La música clásica contemporánea tiene un nuevo referente global, y su origen está en las aulas de la Universidad Nacional Autónoma de México (UNAM).
La música clásica contemporánea tiene un nuevo referente global, y su origen está en las aulas de la Universidad Nacional Autónoma de México (UNAM). Gabriela Ortiz, destacada profesora de composición de nuestra máxima casa de estudios, se convirtió en la gran protagonista de los Premios Grammy 2026, reafirmando que el talento académico mexicano es hoy una autoridad indiscutible en la escena internacional.

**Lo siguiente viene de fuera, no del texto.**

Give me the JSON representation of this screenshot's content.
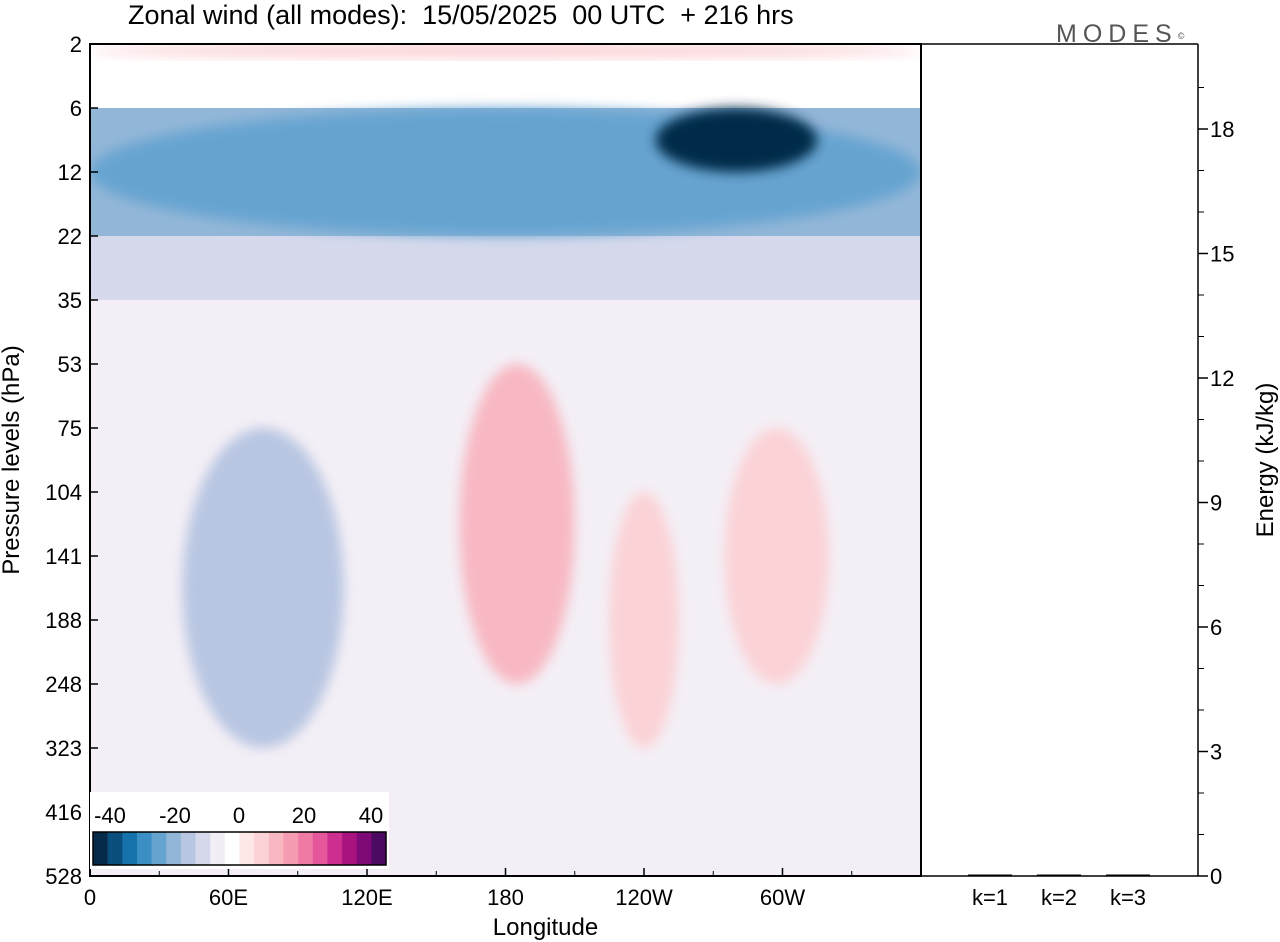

En una ceremonia dominada por la excelencia, Ortiz obtuvo el galardón a la Mejor Composición Clásica Contemporánea por su obra Dzonot, una pieza que fusiona la mística de las tradiciones mexicanas con la vanguardia sinfónica. Además, su trabajo en Yanga, interpretado por la Filarmónica de Los Ángeles bajo la batuta de Gustavo Dudamel, fue reconocido como Mejor Compendio de Música Clásica.
Nacida en una familia de gran tradición musical (hija de fundadores de Los Folkloristas), Gabriela Ortiz ha construido un puente único entre la música tradicional latinoamericana y las técnicas europeas de vanguardia. Su formación con maestros como Mario Lavista y sus estudios en Londres han definido un lenguaje sonoro que Dudamel describe como «único en el mundo».
Más allá de los premios, el liderazgo de Ortiz se refleja en su labor docente en la UNAM durante más de dos décadas. Ha formado a nuevas generaciones de músicos mientras su propia obra es interpretada por las orquestas más prestigiosas, como las Filarmónicas de Berlín y Nueva York.
El triunfo de Gabriela Ortiz en los Grammy 2026 no es solo un logro personal; es un reconocimiento a la disciplina académica, a la riqueza cultural de México y al impacto de la educación pública en la proyección de líderes internacionales.